Not put together for anyone.
Just Bailey.
“Thank you,” she says.
“For soup?”
“For all of it.”
I nod, because I don’t trust myself with too many words.
“Anytime.”
Her eyes hold mine.
The understanding moves between us, quiet and unhurried.
Then Bailey steps closer.
Her hand curls lightly into the front of my hoodie, and she rises onto her toes. The kiss she gives me is soft. Tired. Barely more than a press of her mouth to mine.
It still goes through me like fire.
I keep my hands to myself until she starts to lower back down. Then I touch her cheek, and let go before wanting can get greedy.
“Sleep,” I murmur.
“Good night, Finn.”
“Good night, Bailey.”
She shuts the door after I step onto the porch, and I hear the lock turn.

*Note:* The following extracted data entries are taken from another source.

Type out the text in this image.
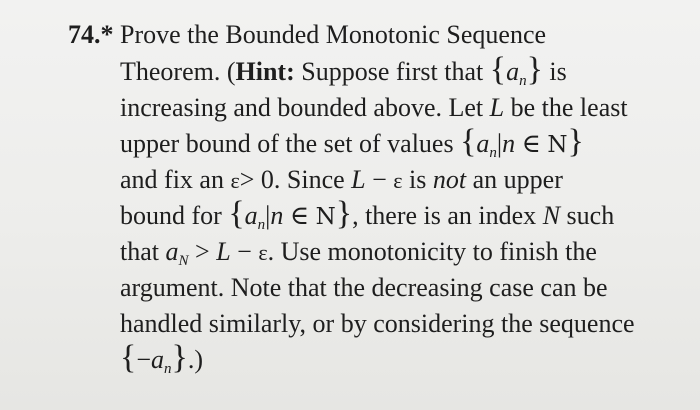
74.* Prove the Bounded Monotonic Sequence
Theorem. (Hint: Suppose first that $\{a_n\}$ is
increasing and bounded above. Let L be the least
upper bound of the set of values {$a_n|n$ ∈ N}
and fix an ε> 0. Since L − ε is not an upper
bound for {$a_n|n$ ∈ N}, there is an index N such
that $a_N > L - \varepsilon$. Use monotonicity to finish the
argument. Note that the decreasing case can be
handled similarly, or by considering the sequence
$\{-a_n\}$.)
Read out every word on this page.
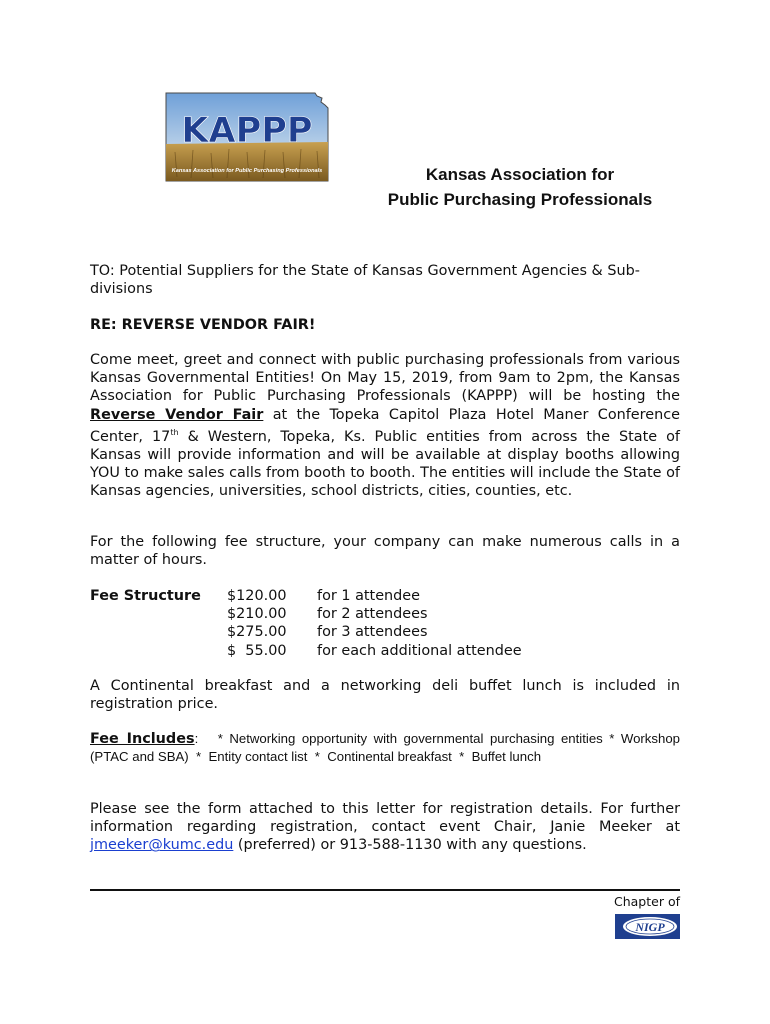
KAPPP
Kansas Association for Public Purchasing Professionals	Kansas Association for
Public Purchasing Professionals
TO: Potential Suppliers for the State of Kansas Government Agencies & Sub-divisions
RE: REVERSE VENDOR FAIR!
Come meet, greet and connect with public purchasing professionals from various Kansas Governmental Entities! On May 15, 2019, from 9am to 2pm, the Kansas Association for Public Purchasing Professionals (KAPPP) will be hosting the Reverse Vendor Fair at the Topeka Capitol Plaza Hotel Maner Conference Center, 17th & Western, Topeka, Ks. Public entities from across the State of Kansas will provide information and will be available at display booths allowing YOU to make sales calls from booth to booth. The entities will include the State of Kansas agencies, universities, school districts, cities, counties, etc.
For the following fee structure, your company can make numerous calls in a matter of hours.
Fee Structure $120.00 for 1 attendee
$210.00 for 2 attendees
$275.00 for 3 attendees
$  55.00 for each additional attendee
A Continental breakfast and a networking deli buffet lunch is included in registration price.
Fee Includes:   * Networking opportunity with governmental purchasing entities * Workshop (PTAC and SBA)  *  Entity contact list  *  Continental breakfast  *  Buffet lunch
Please see the form attached to this letter for registration details. For further information regarding registration, contact event Chair, Janie Meeker at jmeeker@kumc.edu (preferred) or 913-588-1130 with any questions.
Chapter of
NIGP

I walk to my truck slowly, and when I climb in, I don’t start the engine right away.
I sit in the quiet and look back at her house.
The old fear stirs, small but familiar. The one that says this is where it gets dangerous. This is where wanting starts looking like need. This is where people can change their minds and take the warm light with them.
I let the fear sit there. Then I remind myself that tonight, Bailey opened the door and invited me in.